'Bent Over Backwards': Mayor Lightfoot Says Despite Efforts, CTU Forges Ahead With Strike

Mike Krauser
October 16, 2019 - 10:57 am
Mayor Lightfoot talks about CTU

WBBM Newsradio


CHICAGO (WBBM NEWSRADIO) -- There will be no classes Thursday for more than 300,000 Chicago Public School students.  Mayor Lori Lightfoot announced that a strike by the Teacher's Union is a foregone conclusion. 

"We are here to let parents, students, and members of the public know that the Chicago Teachers Union leadership informed our bargaining team that they would recommend to their House of Delegates that a strike should proceed tomorrow," Mayor Lightfoot said. "In light of that declaration, we believe that we owed it to the parents and students of CPS to give them as much advance notice as possible that the CTU has decided to strike."


Mayor Lightfoot said without question the deal the city put on the table is the best in the Chicago Teachers Union's history. She said they have given, and given, and given on pay, class size, staffing, and dozens of non-compensation issues.

"We have worked hard at the table to listen to the Union's concerns. We have tried to provide the best deal that is fiscally responsible, that is fair for teachers and fair to taxpayers. Without question, the deal we put on the table is the best in the Chicago Teachers Union's history," Lightfoot said. "It provides a 16 percent pay raise for all employees. It would lift up lowest paid workers immediately. On average, support staff would see a 38 percent pay raise over the life of the contract, under the current offer.
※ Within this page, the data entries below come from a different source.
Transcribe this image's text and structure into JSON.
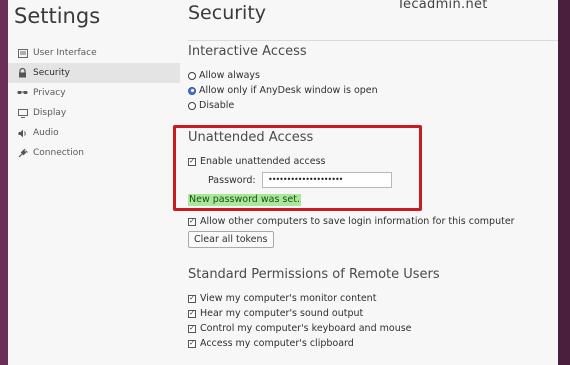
{
  "sidebar": {
    "title": "Settings",
    "items": [
      {
        "label": "User Interface",
        "icon": "monitor-icon",
        "active": false
      },
      {
        "label": "Security",
        "icon": "lock-icon",
        "active": true
      },
      {
        "label": "Privacy",
        "icon": "glasses-icon",
        "active": false
      },
      {
        "label": "Display",
        "icon": "display-icon",
        "active": false
      },
      {
        "label": "Audio",
        "icon": "speaker-icon",
        "active": false
      },
      {
        "label": "Connection",
        "icon": "plug-icon",
        "active": false
      }
    ]
  },
  "header": {
    "title": "Security",
    "watermark": "Tecadmin.net"
  },
  "interactive_access": {
    "title": "Interactive Access",
    "options": [
      {
        "label": "Allow always",
        "checked": false
      },
      {
        "label": "Allow only if AnyDesk window is open",
        "checked": true
      },
      {
        "label": "Disable",
        "checked": false
      }
    ]
  },
  "unattended_access": {
    "title": "Unattended Access",
    "enable_label": "Enable unattended access",
    "enable_checked": true,
    "password_label": "Password:",
    "password_value": "••••••••••••••••••••",
    "status_message": "New password was set.",
    "allow_save_label": "Allow other computers to save login information for this computer",
    "allow_save_checked": true,
    "clear_tokens_label": "Clear all tokens"
  },
  "standard_permissions": {
    "title": "Standard Permissions of Remote Users",
    "items": [
      {
        "label": "View my computer's monitor content",
        "checked": true
      },
      {
        "label": "Hear my computer's sound output",
        "checked": true
      },
      {
        "label": "Control my computer's keyboard and mouse",
        "checked": true
      },
      {
        "label": "Access my computer's clipboard",
        "checked": true
      }
    ]
  },
  "colors": {
    "highlight_border": "#c91d1d",
    "status_bg": "#a9e89b",
    "radio_selected": "#4a73c8"
  }
}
These raises reflect the value and respect that we have for our educators and school staff."

Mayor Lightfoot said at every turn the city has "bent over backwards" to meet the union's needs on pay, class size, staffing, and more than 80 non-compensation issues - including sanctuary school protections, a commitment to privatization, support for oversized classes, changes to how we serve our special education students, and so much more.

"Since Friday, we have discussed a framework that puts enforceable targets on class sizes in high-poverty schools and staffing level support for personnel in the contract. The Union said these were its two most important issues. They wanted us to put it in writing, and that's exactly what we did. 

"At every turn, we bent over backwards to meet the union's needs and deliver a contract that reflects our shared values and vision for our schools and the support of our students. Despite all this, the Chicago Teachers Union intends to forge ahead with a strike."

Lightfoot said the Union wants to add $2.5 billion more to the CPS budget. She said the Union has been signaling for a long time it intended to strike and issues like compensation for unused sick time and affordable housing are not going to fly. 

"We do not have unlimited funds," Lightfoot said. "Our offer to teachers and support staff is responsible for taxpayers. That's what a wholly independent fact finder, selected by the CTU, found in his report. CTU has not gotten the message. It demands to add another $2.5 billion per year to CPS annual budget - that's billion with a 'b.' That would double the cost of the CTU contract. Agreeing to an extra $2.5 billion a year in costs would be completely irresponsible at any time, but especially in the economic times we face now."

Chicago Board of Education President Miguel del Valle said with all the city has agreed to, especially what the union calls the "big issues" - class size and staffing - "what's left, what's left? I am very disappointed that the Chicago's Teachers Union has decided that the common good, which I agree with, is their reason for a work stoppage."

Mayor Lightfoot said the strike comes at no surprise.

"Look, I think they have been signaling to us for a long time that they intended to strike. We tried, despite that, to work through as many issues as possible, to meet them on as many demands that we responsibly could, but it is not a surprise that this day has come, because through what they have and haven't done at the bargaining table, it seemed obvious that this was the direction they were heading."